X = np.column_stack([np.ones(len(y)), d[:, 0], x])
Z = np.column_stack([np.ones(len(y)), x, z_excl])

gmm = cm.GMM(iv_moments, jacobian_fn=iv_jacobian, max_iterations=200, tolerance=1e-9)
gmm.fit({"x": X, "y": y, "z": Z}, np.zeros(X.shape[1]))
gmm_summary = gmm.summary(vcov="sandwich", omega="iid")

print("OLS return to education:", round(float(ols_hc1["coef"][0]), 4))
print("OLS HC1 SE:", round(float(ols_hc1["coef_se"][0]), 4))
print("TwoSLS return to education:", round(float(tsls_hc1["coef"][0]), 4))
print("TwoSLS HC1 SE:", round(float(tsls_hc1["coef_se"][0]), 4))
print("Two-step GMM return to education:", round(float(gmm_summary["coef"][1]), 4))
print("Two-step GMM SE:", round(float(gmm_summary["se"][1]), 4))
print("GMM J-statistic:", round(float(gmm_summary["j_stat"]), 4), "with df =", gmm_summary["j_df"])
OLS return to education: 0.0747
OLS HC1 SE: 0.0036
TwoSLS return to education: 0.1571
TwoSLS HC1 SE: 0.0526
Two-step GMM return to education: 0.1551
Two-step GMM SE: 0.0522
GMM J-statistic: 1.3567 with df = 1

3 Control-Function View

Show code
first_stage = cm.OLS()
first_stage.fit(np.column_stack([x, z_excl]), d[:, 0])
pi = first_stage.summary()
d_hat = first_stage.predict(np.column_stack([x, z_excl]))
resid = d[:, 0] - d_hat

control_function = cm.OLS()
control_function.fit(np.column_stack([d[:, 0], resid, x]), y)
cf_hc1 = control_function.summary(vcov="hc1")

print("TwoSLS coefficient:", round(float(tsls_hc1["coef"][0]), 4))
print("Control-function coefficient on education:", round(float(cf_hc1["coef"][0]), 4))
TwoSLS coefficient: 0.1571
Control-function coefficient on education: 0.1571

4 Anderson-Rubin Grid

The source R script also inverts a reduced-form test over candidate education returns.
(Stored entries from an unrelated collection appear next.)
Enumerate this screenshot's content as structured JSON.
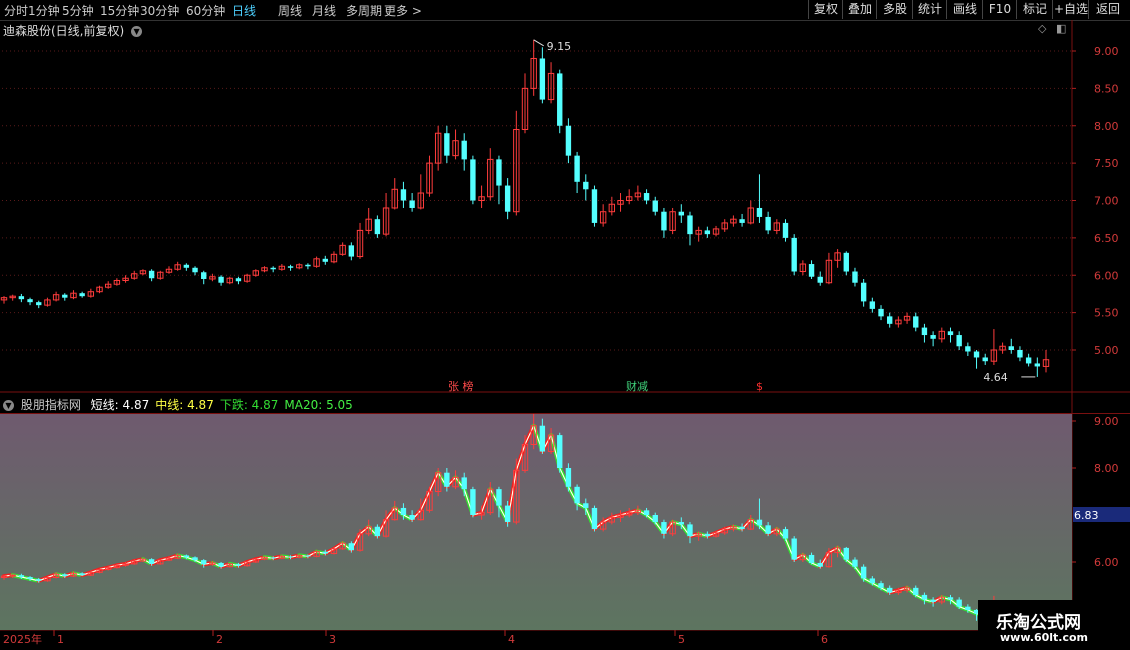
{
  "toolbar": {
    "periods": [
      "分时",
      "1分钟",
      "5分钟",
      "15分钟",
      "30分钟",
      "60分钟",
      "日线",
      "周线",
      "月线",
      "多周期",
      "更多"
    ],
    "active_period": "日线",
    "right_buttons": [
      "复权",
      "叠加",
      "多股",
      "统计",
      "画线",
      "F10",
      "标记",
      "+自选",
      "返回"
    ]
  },
  "main_panel": {
    "title": "迪森股份(日线,前复权)",
    "high_label": "9.15",
    "low_label": "4.64",
    "events": [
      {
        "text": "张 榜",
        "color": "#ff4a4a"
      },
      {
        "text": "财减",
        "color": "#3fd17a"
      },
      {
        "text": "$",
        "color": "#ff3030"
      }
    ],
    "y_ticks": [
      "9.00",
      "8.50",
      "8.00",
      "7.50",
      "7.00",
      "6.50",
      "6.00",
      "5.50",
      "5.00"
    ]
  },
  "indicator_panel": {
    "name": "股朋指标网",
    "legend": [
      {
        "label": "短线:",
        "value": "4.87",
        "color": "#ffffff"
      },
      {
        "label": "中线:",
        "value": "4.87",
        "color": "#ffff44"
      },
      {
        "label": "下跌:",
        "value": "4.87",
        "color": "#33dd33"
      },
      {
        "label": "MA20:",
        "value": "5.05",
        "color": "#44ee44"
      }
    ],
    "y_ticks": [
      "9.00",
      "8.00",
      "6.00"
    ],
    "current_value": "6.83"
  },
  "x_axis": {
    "year": "2025年",
    "months": [
      "1",
      "2",
      "3",
      "4",
      "5",
      "6"
    ]
  },
  "watermark": {
    "line1": "乐淘公式网",
    "line2": "www.60lt.com"
  },
  "chart_data": {
    "type": "candlestick",
    "title": "迪森股份(日线,前复权)",
    "y_range": [
      4.6,
      9.3
    ],
    "candles": [
      [
        5.67,
        5.7,
        5.62,
        5.72
      ],
      [
        5.7,
        5.72,
        5.66,
        5.74
      ],
      [
        5.72,
        5.68,
        5.64,
        5.75
      ],
      [
        5.68,
        5.64,
        5.6,
        5.7
      ],
      [
        5.64,
        5.6,
        5.56,
        5.66
      ],
      [
        5.6,
        5.67,
        5.58,
        5.7
      ],
      [
        5.67,
        5.74,
        5.65,
        5.78
      ],
      [
        5.74,
        5.7,
        5.66,
        5.76
      ],
      [
        5.7,
        5.76,
        5.68,
        5.8
      ],
      [
        5.76,
        5.72,
        5.7,
        5.78
      ],
      [
        5.72,
        5.78,
        5.7,
        5.82
      ],
      [
        5.78,
        5.84,
        5.76,
        5.86
      ],
      [
        5.84,
        5.88,
        5.82,
        5.92
      ],
      [
        5.88,
        5.93,
        5.86,
        5.96
      ],
      [
        5.93,
        5.96,
        5.9,
        6.0
      ],
      [
        5.96,
        6.02,
        5.94,
        6.06
      ],
      [
        6.02,
        6.06,
        6.0,
        6.08
      ],
      [
        6.06,
        5.96,
        5.92,
        6.08
      ],
      [
        5.96,
        6.04,
        5.94,
        6.06
      ],
      [
        6.04,
        6.08,
        6.02,
        6.12
      ],
      [
        6.08,
        6.14,
        6.06,
        6.18
      ],
      [
        6.14,
        6.1,
        6.06,
        6.16
      ],
      [
        6.1,
        6.04,
        6.0,
        6.12
      ],
      [
        6.04,
        5.95,
        5.88,
        6.06
      ],
      [
        5.95,
        5.98,
        5.92,
        6.02
      ],
      [
        5.98,
        5.9,
        5.86,
        6.0
      ],
      [
        5.9,
        5.96,
        5.88,
        5.98
      ],
      [
        5.96,
        5.92,
        5.88,
        5.98
      ],
      [
        5.92,
        6.0,
        5.9,
        6.02
      ],
      [
        6.0,
        6.06,
        5.98,
        6.08
      ],
      [
        6.06,
        6.1,
        6.04,
        6.12
      ],
      [
        6.1,
        6.08,
        6.04,
        6.12
      ],
      [
        6.08,
        6.12,
        6.06,
        6.15
      ],
      [
        6.12,
        6.1,
        6.06,
        6.14
      ],
      [
        6.1,
        6.14,
        6.08,
        6.16
      ],
      [
        6.14,
        6.12,
        6.08,
        6.16
      ],
      [
        6.12,
        6.22,
        6.1,
        6.25
      ],
      [
        6.22,
        6.18,
        6.14,
        6.26
      ],
      [
        6.18,
        6.28,
        6.16,
        6.32
      ],
      [
        6.28,
        6.4,
        6.26,
        6.44
      ],
      [
        6.4,
        6.25,
        6.2,
        6.44
      ],
      [
        6.25,
        6.6,
        6.22,
        6.7
      ],
      [
        6.6,
        6.75,
        6.55,
        6.9
      ],
      [
        6.75,
        6.55,
        6.5,
        6.8
      ],
      [
        6.55,
        6.9,
        6.52,
        7.1
      ],
      [
        6.9,
        7.15,
        6.88,
        7.3
      ],
      [
        7.15,
        7.0,
        6.9,
        7.25
      ],
      [
        7.0,
        6.9,
        6.85,
        7.1
      ],
      [
        6.9,
        7.1,
        6.88,
        7.35
      ],
      [
        7.1,
        7.5,
        7.05,
        7.6
      ],
      [
        7.5,
        7.9,
        7.4,
        8.0
      ],
      [
        7.9,
        7.6,
        7.5,
        8.0
      ],
      [
        7.6,
        7.8,
        7.55,
        7.95
      ],
      [
        7.8,
        7.55,
        7.4,
        7.9
      ],
      [
        7.55,
        7.0,
        6.95,
        7.6
      ],
      [
        7.0,
        7.05,
        6.9,
        7.2
      ],
      [
        7.05,
        7.55,
        7.0,
        7.7
      ],
      [
        7.55,
        7.2,
        6.95,
        7.6
      ],
      [
        7.2,
        6.85,
        6.75,
        7.3
      ],
      [
        6.85,
        7.95,
        6.8,
        8.2
      ],
      [
        7.95,
        8.5,
        7.9,
        8.7
      ],
      [
        8.5,
        8.9,
        8.4,
        9.15
      ],
      [
        8.9,
        8.35,
        8.3,
        9.05
      ],
      [
        8.35,
        8.7,
        8.3,
        8.85
      ],
      [
        8.7,
        8.0,
        7.9,
        8.75
      ],
      [
        8.0,
        7.6,
        7.5,
        8.1
      ],
      [
        7.6,
        7.25,
        7.1,
        7.65
      ],
      [
        7.25,
        7.15,
        7.0,
        7.35
      ],
      [
        7.15,
        6.7,
        6.65,
        7.2
      ],
      [
        6.7,
        6.85,
        6.65,
        6.95
      ],
      [
        6.85,
        6.95,
        6.8,
        7.05
      ],
      [
        6.95,
        7.0,
        6.85,
        7.1
      ],
      [
        7.0,
        7.05,
        6.95,
        7.15
      ],
      [
        7.05,
        7.1,
        7.0,
        7.2
      ],
      [
        7.1,
        7.0,
        6.95,
        7.15
      ],
      [
        7.0,
        6.85,
        6.8,
        7.05
      ],
      [
        6.85,
        6.6,
        6.5,
        6.9
      ],
      [
        6.6,
        6.85,
        6.55,
        6.9
      ],
      [
        6.85,
        6.8,
        6.7,
        6.95
      ],
      [
        6.8,
        6.55,
        6.4,
        6.85
      ],
      [
        6.55,
        6.6,
        6.45,
        6.65
      ],
      [
        6.6,
        6.55,
        6.5,
        6.65
      ],
      [
        6.55,
        6.62,
        6.52,
        6.66
      ],
      [
        6.62,
        6.7,
        6.58,
        6.75
      ],
      [
        6.7,
        6.75,
        6.65,
        6.8
      ],
      [
        6.75,
        6.7,
        6.65,
        6.82
      ],
      [
        6.7,
        6.9,
        6.68,
        7.0
      ],
      [
        6.9,
        6.78,
        6.7,
        7.35
      ],
      [
        6.78,
        6.6,
        6.55,
        6.85
      ],
      [
        6.6,
        6.7,
        6.55,
        6.75
      ],
      [
        6.7,
        6.5,
        6.45,
        6.75
      ],
      [
        6.5,
        6.05,
        6.0,
        6.55
      ],
      [
        6.05,
        6.15,
        6.0,
        6.2
      ],
      [
        6.15,
        5.98,
        5.95,
        6.2
      ],
      [
        5.98,
        5.9,
        5.86,
        6.05
      ],
      [
        5.9,
        6.2,
        5.88,
        6.3
      ],
      [
        6.2,
        6.3,
        6.1,
        6.35
      ],
      [
        6.3,
        6.05,
        6.0,
        6.32
      ],
      [
        6.05,
        5.9,
        5.85,
        6.1
      ],
      [
        5.9,
        5.65,
        5.58,
        5.95
      ],
      [
        5.65,
        5.55,
        5.5,
        5.7
      ],
      [
        5.55,
        5.45,
        5.4,
        5.6
      ],
      [
        5.45,
        5.35,
        5.3,
        5.5
      ],
      [
        5.35,
        5.4,
        5.3,
        5.45
      ],
      [
        5.4,
        5.45,
        5.35,
        5.5
      ],
      [
        5.45,
        5.3,
        5.25,
        5.5
      ],
      [
        5.3,
        5.2,
        5.1,
        5.35
      ],
      [
        5.2,
        5.15,
        5.05,
        5.25
      ],
      [
        5.15,
        5.25,
        5.1,
        5.3
      ],
      [
        5.25,
        5.2,
        5.1,
        5.3
      ],
      [
        5.2,
        5.05,
        5.0,
        5.25
      ],
      [
        5.05,
        4.98,
        4.92,
        5.1
      ],
      [
        4.98,
        4.9,
        4.75,
        5.0
      ],
      [
        4.9,
        4.85,
        4.8,
        4.95
      ],
      [
        4.85,
        5.0,
        4.8,
        5.28
      ],
      [
        5.0,
        5.05,
        4.95,
        5.1
      ],
      [
        5.05,
        5.0,
        4.95,
        5.15
      ],
      [
        5.0,
        4.9,
        4.85,
        5.05
      ],
      [
        4.9,
        4.82,
        4.78,
        4.95
      ],
      [
        4.82,
        4.78,
        4.64,
        4.9
      ],
      [
        4.78,
        4.87,
        4.7,
        5.0
      ]
    ]
  }
}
For a candidate \(\beta\), regress \(Y - \beta D\) on controls and the excluded instrument. If the excluded instrument is still predictive, that candidate \(\beta\) is inconsistent with the IV moment. This grid uses nearc4, matching the script’s single-instrument Anderson-Rubin calculation.

Show code
def normal_pvalue(z_stat):
    return math.erfc(abs(float(z_stat)) / math.sqrt(2.0))


beta_grid = np.linspace(0.0, 0.35, 176)
ar_pvalues = []
z_nearc4 = z_excl[:, [1]]
for beta in beta_grid:
    y_beta = y - beta * d[:, 0]
    ar = cm.OLS()
    ar.fit(np.column_stack([z_nearc4[:, 0], x]), y_beta)
    ar_s = ar.summary(vcov="hc1")
    ar_pvalues.append(normal_pvalue(ar_s["coef"][0] / ar_s["coef_se"][0]))

ar_pvalues = np.asarray(ar_pvalues)
accepted = beta_grid[ar_pvalues >= 0.05]

pd.DataFrame(
    {
        "lower": [accepted.min()],
        "upper": [accepted.max()],
        "grid_points_accepted": [accepted.size],
    },
    index=["AR 95% confidence set on grid"],
)
lower upper grid_points_accepted
AR 95% confidence set on grid 0.03 0.28 126
Show code
fig, ax = plt.subplots(figsize=(6, 4))
ax.plot(beta_grid, ar_pvalues)
ax.axhline(0.05, color="black", linestyle="--", linewidth=1.0)
ax.set_xlabel("Candidate return to schooling")
ax.set_ylabel("Reduced-form p-value")
ax.set_title("Anderson-Rubin inversion with nearc4")
fig.tight_layout()

By Chapter 23, the IV problem has several equivalent front ends:

  • closed-form TwoSLS
  • overidentified linear IV as two-step GMM
  • a control-function representation

In crabbymetrics, those are now all available without leaving the same Rust-backed core.